7/10/2005

Thoughts on "High Fidelity"

I am about halfway through the novel "High Fidelity" by Nick Hornby. (It was made into a movie a few years back.) I do not think I will read much farther, if at all. The book itself is exceptionally well crafted, is detailed and honest and unflinchingly realistic, et cetera. The only problem is that it makes me want to slit my wrists. I have had to force myself to read the last few chapters, and those who know me know that's saying something...

Meanwhile, the reviewers are enthusiastic. That's fine, but I want to comment on one aspect in particular of their reviews:

New Yorker: "hilarious"

Spin: "offhand humor"

London Sunday Times: "Hilariously accurate."

Financial Times: "very funny"

And so on. It is true that the book is written with a particular sense of humor. Yet to my ear, this humor is very different from hilarity. It is cynical; it is sarcastic; it is vicious, even. The reader is invited not to laugh, but to smile knowingly. We are invited to enjoy the image of a man so incredibly shallow and self-centered that he damages the lives of others with his thoughtlessness and then complains that they have left him with sexual neuroses; a man who enjoys sex most of all because "I can lose myself in it entirely.... I could forget who I was, the time of day, who I was with."

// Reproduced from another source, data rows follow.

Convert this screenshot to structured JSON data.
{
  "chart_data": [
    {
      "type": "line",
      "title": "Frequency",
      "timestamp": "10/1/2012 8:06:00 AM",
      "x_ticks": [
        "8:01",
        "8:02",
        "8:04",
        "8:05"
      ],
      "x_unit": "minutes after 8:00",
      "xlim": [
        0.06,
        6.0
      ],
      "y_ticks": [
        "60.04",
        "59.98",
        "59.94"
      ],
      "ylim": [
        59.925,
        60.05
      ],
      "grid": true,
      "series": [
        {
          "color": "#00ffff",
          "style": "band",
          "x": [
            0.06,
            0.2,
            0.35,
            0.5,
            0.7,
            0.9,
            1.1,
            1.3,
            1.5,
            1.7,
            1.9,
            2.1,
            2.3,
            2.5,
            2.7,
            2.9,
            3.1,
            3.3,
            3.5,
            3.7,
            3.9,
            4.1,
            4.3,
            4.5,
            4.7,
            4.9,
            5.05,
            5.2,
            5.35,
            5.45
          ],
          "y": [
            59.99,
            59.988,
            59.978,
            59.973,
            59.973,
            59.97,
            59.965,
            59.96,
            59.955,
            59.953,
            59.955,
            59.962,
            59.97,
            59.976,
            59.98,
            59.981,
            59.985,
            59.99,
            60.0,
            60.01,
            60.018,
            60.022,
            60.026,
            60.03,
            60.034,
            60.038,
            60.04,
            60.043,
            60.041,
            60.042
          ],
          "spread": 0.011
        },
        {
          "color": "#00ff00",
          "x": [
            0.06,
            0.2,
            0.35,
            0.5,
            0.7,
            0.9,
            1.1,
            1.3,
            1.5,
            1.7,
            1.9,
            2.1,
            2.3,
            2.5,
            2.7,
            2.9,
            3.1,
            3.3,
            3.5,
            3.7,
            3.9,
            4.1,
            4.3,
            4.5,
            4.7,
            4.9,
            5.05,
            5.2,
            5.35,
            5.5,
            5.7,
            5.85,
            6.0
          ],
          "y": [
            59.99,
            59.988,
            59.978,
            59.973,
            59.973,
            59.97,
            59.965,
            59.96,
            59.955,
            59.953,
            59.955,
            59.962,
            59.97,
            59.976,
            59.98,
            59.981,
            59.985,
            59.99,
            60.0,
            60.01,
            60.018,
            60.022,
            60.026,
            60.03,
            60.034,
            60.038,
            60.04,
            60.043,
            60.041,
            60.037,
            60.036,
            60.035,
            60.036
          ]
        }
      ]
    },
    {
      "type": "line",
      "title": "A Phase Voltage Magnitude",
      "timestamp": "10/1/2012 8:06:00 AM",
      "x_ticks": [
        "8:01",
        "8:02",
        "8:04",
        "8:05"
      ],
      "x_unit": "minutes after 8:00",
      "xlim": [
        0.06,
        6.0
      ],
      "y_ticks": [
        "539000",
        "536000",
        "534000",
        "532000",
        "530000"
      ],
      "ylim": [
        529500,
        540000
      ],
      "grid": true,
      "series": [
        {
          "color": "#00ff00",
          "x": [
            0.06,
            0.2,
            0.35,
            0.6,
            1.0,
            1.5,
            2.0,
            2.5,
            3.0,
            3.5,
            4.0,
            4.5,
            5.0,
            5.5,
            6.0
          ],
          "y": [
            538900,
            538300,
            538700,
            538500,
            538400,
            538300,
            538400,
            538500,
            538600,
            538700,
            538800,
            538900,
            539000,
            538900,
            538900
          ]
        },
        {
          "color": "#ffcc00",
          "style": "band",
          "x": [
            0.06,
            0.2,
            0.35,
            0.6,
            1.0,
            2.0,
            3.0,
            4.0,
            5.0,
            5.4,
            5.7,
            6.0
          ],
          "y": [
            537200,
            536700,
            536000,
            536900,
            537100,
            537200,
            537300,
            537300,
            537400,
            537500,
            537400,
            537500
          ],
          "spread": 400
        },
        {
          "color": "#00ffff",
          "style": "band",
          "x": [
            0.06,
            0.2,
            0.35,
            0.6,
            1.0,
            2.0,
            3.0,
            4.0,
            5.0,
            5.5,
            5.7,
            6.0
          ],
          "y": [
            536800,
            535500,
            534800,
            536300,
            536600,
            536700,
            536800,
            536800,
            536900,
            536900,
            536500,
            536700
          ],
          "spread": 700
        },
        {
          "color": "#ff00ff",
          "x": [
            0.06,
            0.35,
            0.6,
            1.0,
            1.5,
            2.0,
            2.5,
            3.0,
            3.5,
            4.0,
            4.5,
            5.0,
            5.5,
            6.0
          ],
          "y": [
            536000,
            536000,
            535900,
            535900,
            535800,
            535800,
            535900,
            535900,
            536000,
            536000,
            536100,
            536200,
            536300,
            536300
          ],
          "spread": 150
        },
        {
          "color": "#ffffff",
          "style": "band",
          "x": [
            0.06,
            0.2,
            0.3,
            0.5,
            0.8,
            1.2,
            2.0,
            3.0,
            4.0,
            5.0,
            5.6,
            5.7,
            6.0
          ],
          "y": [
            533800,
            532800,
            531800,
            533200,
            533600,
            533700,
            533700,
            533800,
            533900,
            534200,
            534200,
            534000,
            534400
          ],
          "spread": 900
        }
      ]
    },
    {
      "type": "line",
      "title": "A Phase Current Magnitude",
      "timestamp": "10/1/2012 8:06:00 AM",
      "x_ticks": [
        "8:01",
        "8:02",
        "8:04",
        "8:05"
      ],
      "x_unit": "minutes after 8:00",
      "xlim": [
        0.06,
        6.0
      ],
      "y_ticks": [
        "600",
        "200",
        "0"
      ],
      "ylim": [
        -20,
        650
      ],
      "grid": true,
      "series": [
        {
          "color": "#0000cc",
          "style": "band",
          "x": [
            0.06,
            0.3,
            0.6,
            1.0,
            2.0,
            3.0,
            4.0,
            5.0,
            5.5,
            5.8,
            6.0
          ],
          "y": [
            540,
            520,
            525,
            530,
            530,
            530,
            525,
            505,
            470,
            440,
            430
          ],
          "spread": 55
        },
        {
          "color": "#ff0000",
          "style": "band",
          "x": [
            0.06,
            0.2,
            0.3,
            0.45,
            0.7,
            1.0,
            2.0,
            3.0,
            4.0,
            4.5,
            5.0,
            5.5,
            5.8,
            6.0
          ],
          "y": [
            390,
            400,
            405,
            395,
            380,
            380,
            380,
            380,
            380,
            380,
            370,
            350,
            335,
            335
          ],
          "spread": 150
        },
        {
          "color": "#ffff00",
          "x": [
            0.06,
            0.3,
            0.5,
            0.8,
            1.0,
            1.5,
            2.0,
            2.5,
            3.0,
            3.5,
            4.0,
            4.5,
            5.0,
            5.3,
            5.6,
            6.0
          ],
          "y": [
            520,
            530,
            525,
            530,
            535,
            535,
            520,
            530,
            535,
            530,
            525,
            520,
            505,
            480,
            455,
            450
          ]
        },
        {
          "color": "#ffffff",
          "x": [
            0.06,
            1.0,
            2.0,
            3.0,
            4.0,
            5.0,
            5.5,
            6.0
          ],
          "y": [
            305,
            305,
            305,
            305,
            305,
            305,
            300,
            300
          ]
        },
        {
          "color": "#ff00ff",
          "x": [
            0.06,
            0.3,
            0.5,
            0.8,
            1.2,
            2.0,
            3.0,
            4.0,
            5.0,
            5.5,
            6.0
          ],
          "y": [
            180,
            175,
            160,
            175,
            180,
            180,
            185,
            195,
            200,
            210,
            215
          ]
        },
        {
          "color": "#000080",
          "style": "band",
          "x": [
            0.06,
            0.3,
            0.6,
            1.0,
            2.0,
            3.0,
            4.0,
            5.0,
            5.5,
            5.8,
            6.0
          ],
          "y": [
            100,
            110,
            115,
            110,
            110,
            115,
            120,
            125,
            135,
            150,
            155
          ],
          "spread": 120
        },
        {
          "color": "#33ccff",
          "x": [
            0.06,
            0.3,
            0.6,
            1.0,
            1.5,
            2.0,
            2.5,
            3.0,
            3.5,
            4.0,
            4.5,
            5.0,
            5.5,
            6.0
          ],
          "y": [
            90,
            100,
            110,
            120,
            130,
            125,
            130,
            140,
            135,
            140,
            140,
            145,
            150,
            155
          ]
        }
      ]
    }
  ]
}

I can understand why such fiction can appeal to some people; it is, after all, an examination of a very real type of modern person, in great detail. What I don't understand is how someone could find it not merely funny, but hilarious. Many of the reviewers spoke of recognizing themselves in passages of the book; sometimes I did the same, but that did not make the book funny for me, only honest.

If I can be permitted to speculate wildly for a time, I think much of the difference could be that I am judging the narrator, while other readers are not. I cannot get away from the narrator's ultimate cruelty and thoughtlessness, and reading the book from that angle makes it an unrelentingly depressing read. Others, perhaps, are simply luxuriating in the thrill of recognition, of confrontation with Self and the Absurd, without the discomfort of confronting the essentially flawed nature of the narrator, and by extension themselves.

Whether that is true or not, I am very much disturbed that the artsy set finds this book hilarious. Well-written, certainly. Important, possibly. Hilarious? My stomach churns at the thought.

[UPDATE July 12: Just finished the book. See my final thoughts (much more complimentary) here. I still don't think much of the reviewers, however.]

1 comment:

Anonymous said...

I didn't find the novel hilariously-funny either. I liked it a great deal, but I didn't laugh out loud. At least, I don't think I did.

I saw the film first, though, and I have to say the story makes a lot more sense being set in England, rather than in Chicago in the late 90s or early 00s.

It isn't a happy story. The best ones aren't. But it was a great role for John Cusack to play.